I think some of this is not entirely correct, but as noted, it’s a complicated subject.
shebangs and busybox
> neat, right? this lets us write shell scripts that are portable across all sorts of different setups. except there’s a problem.
Extending the Kernel with Built-in Kernel Headers
> Kernel headers are usually unavailable on the target where these BPF tracing programs need to be dynamically compiled and run. That is certainly the case with Android, which runs on billions of devices. It is not practical to ship custom kernel headers for every device. My solution to the problem is to embed the kernel headers within the kernel image itself and make it available through the sysfs virtual filesystem (usually mounted at /sys) as a compressed archive file (/sys/kernel/kheaders.tar.xz).
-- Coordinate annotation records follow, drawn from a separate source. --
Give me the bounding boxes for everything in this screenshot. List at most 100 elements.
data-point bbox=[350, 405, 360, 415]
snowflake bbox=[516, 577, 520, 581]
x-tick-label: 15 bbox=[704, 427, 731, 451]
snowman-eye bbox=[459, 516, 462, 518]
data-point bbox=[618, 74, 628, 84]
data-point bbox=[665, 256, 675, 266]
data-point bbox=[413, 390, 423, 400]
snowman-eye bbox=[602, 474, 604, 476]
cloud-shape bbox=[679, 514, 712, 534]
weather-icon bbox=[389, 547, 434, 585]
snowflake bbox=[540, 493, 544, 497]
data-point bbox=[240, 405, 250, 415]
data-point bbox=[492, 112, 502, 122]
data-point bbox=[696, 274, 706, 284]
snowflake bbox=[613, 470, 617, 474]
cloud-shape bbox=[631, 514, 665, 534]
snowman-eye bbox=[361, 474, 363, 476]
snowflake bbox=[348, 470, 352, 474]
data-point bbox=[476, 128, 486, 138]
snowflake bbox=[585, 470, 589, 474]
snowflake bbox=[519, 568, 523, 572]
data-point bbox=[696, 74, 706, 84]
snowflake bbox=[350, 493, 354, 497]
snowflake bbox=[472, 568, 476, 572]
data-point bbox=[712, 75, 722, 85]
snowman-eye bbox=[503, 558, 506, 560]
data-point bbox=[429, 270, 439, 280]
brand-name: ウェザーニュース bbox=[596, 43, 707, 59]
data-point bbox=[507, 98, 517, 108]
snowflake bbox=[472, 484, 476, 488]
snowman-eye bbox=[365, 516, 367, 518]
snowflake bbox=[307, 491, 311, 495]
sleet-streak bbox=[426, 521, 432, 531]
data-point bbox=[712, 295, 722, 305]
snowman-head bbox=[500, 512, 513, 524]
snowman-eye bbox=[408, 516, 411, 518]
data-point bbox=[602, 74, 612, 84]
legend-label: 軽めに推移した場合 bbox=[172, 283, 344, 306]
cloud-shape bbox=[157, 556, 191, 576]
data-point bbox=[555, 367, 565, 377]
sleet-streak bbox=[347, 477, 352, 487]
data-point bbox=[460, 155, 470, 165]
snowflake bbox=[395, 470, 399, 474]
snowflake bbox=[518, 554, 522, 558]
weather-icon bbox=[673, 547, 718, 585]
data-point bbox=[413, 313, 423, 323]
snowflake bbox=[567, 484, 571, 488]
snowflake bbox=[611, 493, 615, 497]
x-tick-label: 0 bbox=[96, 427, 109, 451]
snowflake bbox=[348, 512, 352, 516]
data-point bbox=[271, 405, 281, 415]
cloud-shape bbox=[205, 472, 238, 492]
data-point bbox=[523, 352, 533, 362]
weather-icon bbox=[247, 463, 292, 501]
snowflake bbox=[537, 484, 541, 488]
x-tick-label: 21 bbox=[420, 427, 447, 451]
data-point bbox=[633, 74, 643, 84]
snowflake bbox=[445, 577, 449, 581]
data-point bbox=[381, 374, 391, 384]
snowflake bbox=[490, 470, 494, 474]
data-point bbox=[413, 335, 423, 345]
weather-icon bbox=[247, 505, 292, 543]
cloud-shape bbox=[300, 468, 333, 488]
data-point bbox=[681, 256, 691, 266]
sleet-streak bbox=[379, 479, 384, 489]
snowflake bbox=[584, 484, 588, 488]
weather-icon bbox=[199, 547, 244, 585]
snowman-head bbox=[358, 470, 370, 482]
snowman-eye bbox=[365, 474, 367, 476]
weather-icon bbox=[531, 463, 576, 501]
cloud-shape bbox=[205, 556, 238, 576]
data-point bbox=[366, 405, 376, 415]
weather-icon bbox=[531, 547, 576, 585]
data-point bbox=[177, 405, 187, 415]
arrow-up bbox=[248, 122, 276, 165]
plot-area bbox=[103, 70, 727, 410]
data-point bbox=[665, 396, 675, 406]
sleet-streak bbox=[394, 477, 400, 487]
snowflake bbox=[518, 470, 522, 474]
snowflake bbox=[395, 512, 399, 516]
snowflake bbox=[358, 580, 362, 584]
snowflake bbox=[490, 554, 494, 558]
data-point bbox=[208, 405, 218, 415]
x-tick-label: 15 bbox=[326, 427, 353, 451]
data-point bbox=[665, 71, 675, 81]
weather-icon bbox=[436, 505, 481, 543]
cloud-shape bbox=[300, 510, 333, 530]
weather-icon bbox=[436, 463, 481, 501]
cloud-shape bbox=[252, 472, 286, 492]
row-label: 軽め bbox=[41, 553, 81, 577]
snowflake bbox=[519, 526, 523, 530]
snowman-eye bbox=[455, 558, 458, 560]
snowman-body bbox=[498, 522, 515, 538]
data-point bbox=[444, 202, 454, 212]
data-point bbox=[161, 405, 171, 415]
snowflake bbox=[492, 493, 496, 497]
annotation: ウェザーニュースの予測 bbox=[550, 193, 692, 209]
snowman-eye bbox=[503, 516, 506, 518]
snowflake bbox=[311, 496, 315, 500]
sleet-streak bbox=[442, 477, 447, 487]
This archive can be uncompressed as needed to a temporary directory. This simple change guarantees that the headers are always shipped with the running kernel.
I feel this is the wrong solution, but interesting nevertheless.
security things in Linux v5.2
> page allocator freelist randomization
And some other things as well.
OpenSSH Taking Minutes To Become Available, Booting Takes Half An Hour ... Because Your Server Waits For A Few Bytes Of Randomness
> Basically as of now the entropy file saved as /var/lib/systemd/random-seed will not - drumroll - add entropy to the random pool when played back during boot. Actually it will. It will just not be accounted for. So Linux doesn’t know. And continues blocking getrandom(). This is obviously different from SysVinit times2 when /var/lib/urandom/random-seed (that you still have lying around on updated systems) made sure the system carried enough entropy over reboot to continue working right after enough of the system was booted.
And then... it just kinda keeps getting worse. The problem is understandable, the inability to resolve it less so.
> Let’s talk about files! Most developers seem to think that files are easy.
> In this talk, we’re going to look at how file systems differ from each other and other issues we might encounter when writing to files. We’re going to look at the file “stack”, starting at the top with the file API, moving down to the filesystem, and then moving down to disk.
Linux and FreeBSD Kernel: Multiple TCP-based remote denial of service issues
> Netflix has identified several TCP networking vulnerabilities in FreeBSD and Linux kernels. The vulnerabilities specifically relate to the minimum segment size (MSS) and TCP Selective Acknowledgement (SACK) capabilities. The most serious, dubbed “SACK Panic,” allows a remotely-triggered kernel panic on recent Linux kernels.